You can easily thwart them blocking Peer1:

OrgName: Peer 1 Dedicated Hosting
NetRange: 69.0.128.0 - 69.0.255.255
CIDR: 69.0.128.0/17

[edited by: incrediBILL at 8:32 pm (utc) on Nov. 28, 2008]

8:06 pm on Nov 28, 2008 (gmt 0)

WebmasterWorld Senior Member 5+ Year Member



Seen 3 times on 2 sites since Nov 22 - thanks!
3:03 am on Nov 29, 2008 (gmt 0)

5+ Year Member



You can easily thwart them blocking Peer1:

OrgName: Peer 1 Dedicated Hosting
NetRange: 69.0.128.0 - 69.0.255.255
CIDR: 69.0.128.0/17

Bill,

Any reason to not block all of Peer 1?

64.29.16.0/20
64.45.0.0/18
64.65.0.0/18
64.77.0.0/17
64.224.0.0/14
64.239.0.0/17

69.0.128.0/17
66.33.0.0/17
66.36.96.0/20
66.111.64.0/19
66.132.128.0/17
66.148.0.0/18
66.223.0.0/17
66.234.0.0/20

207.21.192.0/18
207.159.128.0/19
207.198.64.0/18

209.15.0.0/16
209.25.128.0/17
209.35.0.0/16
209.95.96.0/19
209.196.128.0/18
209.203.224.0/19
209.213.96.0/19

216.25.0.0/17
216.65.0.0/17
216.87.0.0/19
216.87.208.0/20
216.122.0.0/16
216.150.0.0/19
216.152.128.0/20
216.157.0.0/18
216.157.64.0/19
216.157.96.0/20
216.247.0.0/16

3:06 am on Nov 29, 2008 (gmt 0)

WebmasterWorld Administrator incredibill is a WebmasterWorld Top Contributor of All Time 10+ Year Member Top Contributors Of The Month



Any reason to not block all of Peer 1?

Considering I host on Peer1/ServerBeach, I have to tread lightly with that.

3:20 am on Nov 29, 2008 (gmt 0)

5+ Year Member



Ooops! Of course didnít mean to put you in awkward situation!

When blocking a server IP range from a server hosting organization I tend to block all similar named ranges from that organization - on the basis they are also probably used for servers.

Cheers,
Phred

4:34 am on Nov 29, 2008 (gmt 0)

WebmasterWorld Administrator incredibill is a WebmasterWorld Top Contributor of All Time 10+ Year Member Top Contributors Of The Month



I tend to block all similar named ranges from that organization

Same here in most cases.

No need to leave gaping holes in the fence.

5:07 am on Dec 4, 2008 (gmt 0)

WebmasterWorld Administrator incredibill is a WebmasterWorld Top Contributor of All Time 10+ Year Member Top Contributors Of The Month



Follow up...

Got a message from someone at WordTracker saying they don't crawl. They claim it's a lateral search tool that looks for keywords on all of the pages returned from the original search.
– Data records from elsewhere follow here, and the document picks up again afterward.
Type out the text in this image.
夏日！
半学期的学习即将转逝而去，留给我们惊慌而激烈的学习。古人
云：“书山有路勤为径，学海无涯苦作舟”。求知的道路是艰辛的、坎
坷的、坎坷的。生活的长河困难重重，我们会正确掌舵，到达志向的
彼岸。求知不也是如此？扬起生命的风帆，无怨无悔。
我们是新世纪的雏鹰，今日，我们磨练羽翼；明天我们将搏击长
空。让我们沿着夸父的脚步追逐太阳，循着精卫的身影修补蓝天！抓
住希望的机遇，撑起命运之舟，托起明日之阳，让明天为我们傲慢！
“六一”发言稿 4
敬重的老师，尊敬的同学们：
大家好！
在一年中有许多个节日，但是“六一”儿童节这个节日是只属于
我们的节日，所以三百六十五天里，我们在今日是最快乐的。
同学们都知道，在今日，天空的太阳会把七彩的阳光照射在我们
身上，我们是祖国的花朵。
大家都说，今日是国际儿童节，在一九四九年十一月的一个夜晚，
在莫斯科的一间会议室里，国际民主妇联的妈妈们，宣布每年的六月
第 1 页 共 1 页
Sounds like quibbling over semantics about what constitutes a crawl or not because allowing a SE to crawl a site doesn't mean giving authorization for any other automated task to access pages resulting from that crawl and subsequent search, then crawling those pages yet again without permission.

But that's a different argument for a different day.
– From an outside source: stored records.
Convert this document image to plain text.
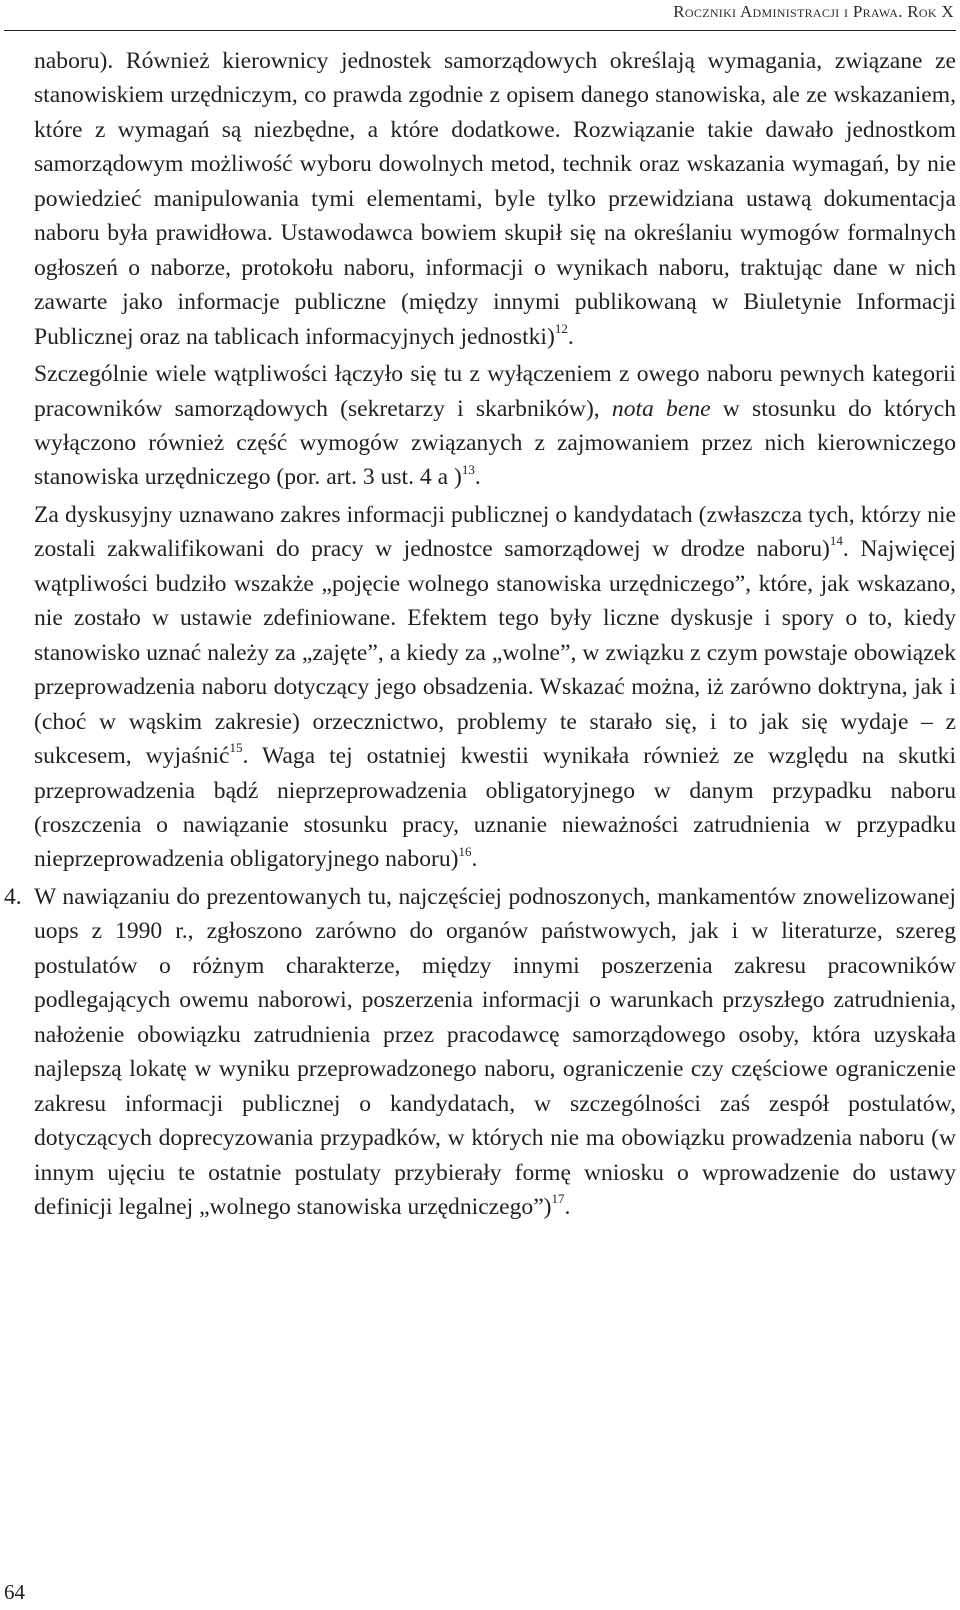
Roczniki Administracji i Prawa. Rok X

naboru). Również kierownicy jednostek samorządowych określają wymagania, związane ze stanowiskiem urzędniczym, co prawda zgodnie z opisem danego stanowiska, ale ze wskazaniem, które z wymagań są niezbędne, a które dodatkowe. Rozwiązanie takie dawało jednostkom samorządowym możliwość wyboru dowolnych metod, technik oraz wskazania wymagań, by nie powiedzieć manipulowania tymi elementami, byle tylko przewidziana ustawą dokumentacja naboru była prawidłowa. Ustawodawca bowiem skupił się na określaniu wymogów formalnych ogłoszeń o naborze, protokołu naboru, informacji o wynikach naboru, traktując dane w nich zawarte jako informacje publiczne (między innymi publikowaną w Biuletynie Informacji Publicznej oraz na tablicach informacyjnych jednostki)$^{12}$.

Szczególnie wiele wątpliwości łączyło się tu z wyłączeniem z owego naboru pewnych kategorii pracowników samorządowych (sekretarzy i skarbników), nota bene w stosunku do których wyłączono również część wymogów związanych z zajmowaniem przez nich kierowniczego stanowiska urzędniczego (por. art. 3 ust. 4 a )$^{13}$.

Za dyskusyjny uznawano zakres informacji publicznej o kandydatach (zwłaszcza tych, którzy nie zostali zakwalifikowani do pracy w jednostce samorządowej w drodze naboru)$^{14}$. Najwięcej wątpliwości budziło wszakże „pojęcie wolnego stanowiska urzędniczego”, które, jak wskazano, nie zostało w ustawie zdefiniowane. Efektem tego były liczne dyskusje i spory o to, kiedy stanowisko uznać należy za „zajęte”, a kiedy za „wolne”, w związku z czym powstaje obowiązek przeprowadzenia naboru dotyczący jego obsadzenia. Wskazać można, iż zarówno doktryna, jak i (choć w wąskim zakresie) orzecznictwo, problemy te starało się, i to jak się wydaje – z sukcesem, wyjaśnić$^{15}$. Waga tej ostatniej kwestii wynikała również ze względu na skutki przeprowadzenia bądź nieprzeprowadzenia obligatoryjnego w danym przypadku naboru (roszczenia o nawiązanie stosunku pracy, uznanie nieważności zatrudnienia w przypadku nieprzeprowadzenia obligatoryjnego naboru)$^{16}$.

4. W nawiązaniu do prezentowanych tu, najczęściej podnoszonych, mankamentów znowelizowanej uops z 1990 r., zgłoszono zarówno do organów państwowych, jak i w literaturze, szereg postulatów o różnym charakterze, między innymi poszerzenia zakresu pracowników podlegających owemu naborowi, poszerzenia informacji o warunkach przyszłego zatrudnienia, nałożenie obowiązku zatrudnienia przez pracodawcę samorządowego osoby, która uzyskała najlepszą lokatę w wyniku przeprowadzonego naboru, ograniczenie czy częściowe ograniczenie zakresu informacji publicznej o kandydatach, w szczególności zaś zespół postulatów, dotyczących doprecyzowania przypadków, w których nie ma obowiązku prowadzenia naboru (w innym ujęciu te ostatnie postulaty przybierały formę wniosku o wprowadzenie do ustawy definicji legalnej „wolnego stanowiska urzędniczego”)$^{17}$.

64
Anyway, they claim if you write to them they'll remove your site from their searches.

IMO, honoring robots.txt would certainly be a lot simpler for all involved.

7:03 pm on Dec 4, 2008 (gmt 0)

WebmasterWorld Senior Member 10+ Year Member Top Contributors Of The Month



We had a similar situation on one of the sites few month ago and wrote to WordTracker. They replied that their customer was doing a research using their services and they had no control over it. Few of the requests from it was made to an URI that contained no WWW. in it and contained "/..." as well. The only place that URI was reference ever was in MSN SERP: "host.tld/dir/page.h....". Attempts like that dated back to April of 2007. Another IP they have used on several occasions is 64.65.13.36.
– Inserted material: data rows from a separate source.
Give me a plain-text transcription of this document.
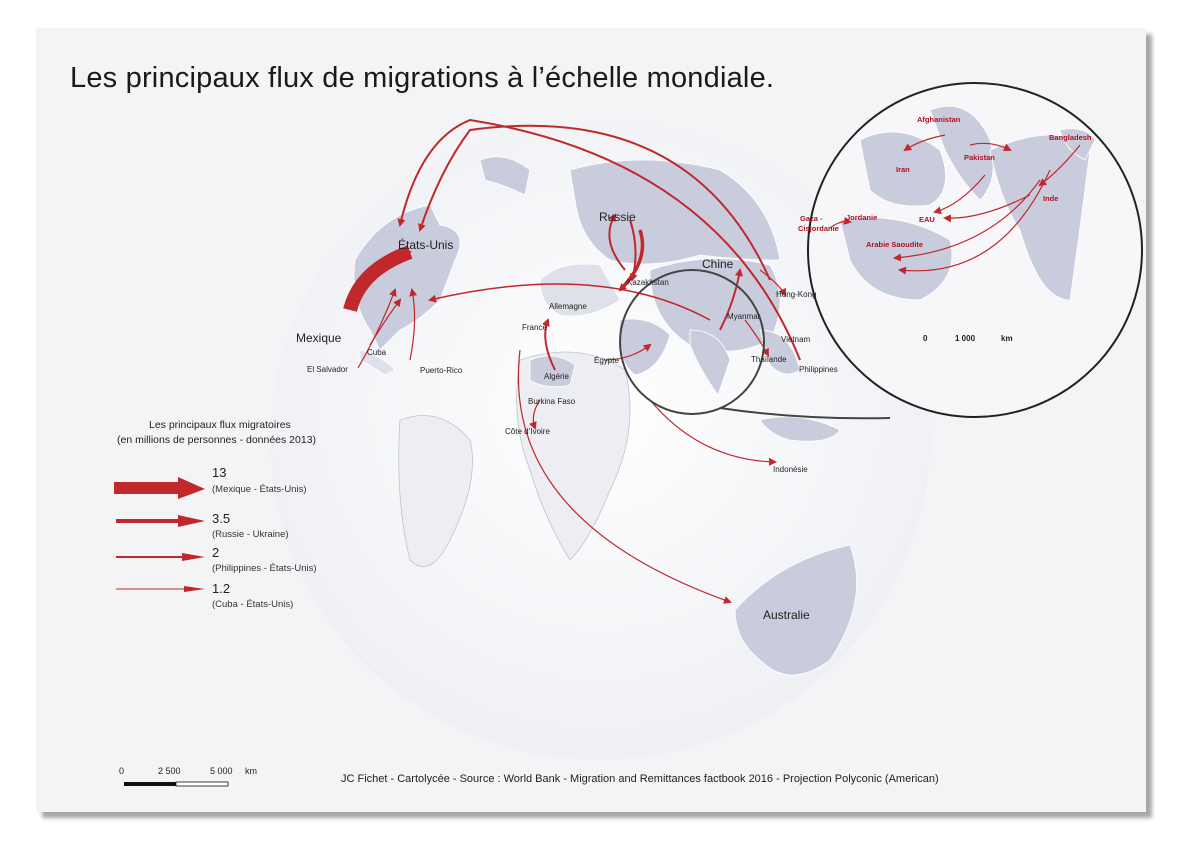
États-Unis
Mexique
Cuba
El Salvador	Puerto-Rico
Russie
Kazakhstan
Chine
Hong-Kong
Allemagne
France
Myanmar
Vietnam
Thaïlande
Philippines
Égypte
Algérie
Burkina Faso
Côte d’Ivoire
Indonésie
Australie
Afghanistan
Pakistan
Iran
Bangladesh
Inde
EAU
Jordanie
Gaza -
Cisjordanie
Arabie Saoudite
0	1 000	km
Les principaux flux de migrations à l’échelle mondiale.
Les principaux flux migratoires
(en millions de personnes - données 2013)
13
(Mexique - États-Unis)
3.5
(Russie - Ukraine)
2
(Philippines - États-Unis)
1.2
(Cuba - États-Unis)
0	2 500	5 000 km
JC Fichet - Cartolycée - Source : World Bank - Migration and Remittances factbook 2016 - Projection Polyconic (American)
REQUEST HEADERS from 66.132.220.238:
Referer: http://www.domain.tld
Connection: close
Host: www.domain.tld
User-Agent: POE-Component-Client-HTTP/0.65 (perl; N; POE; en; rv:0.650000)

------------------------
request_method: GET
server_protocol: HTTP/1.0

Notice that the there is no trailing forward slash on the referer.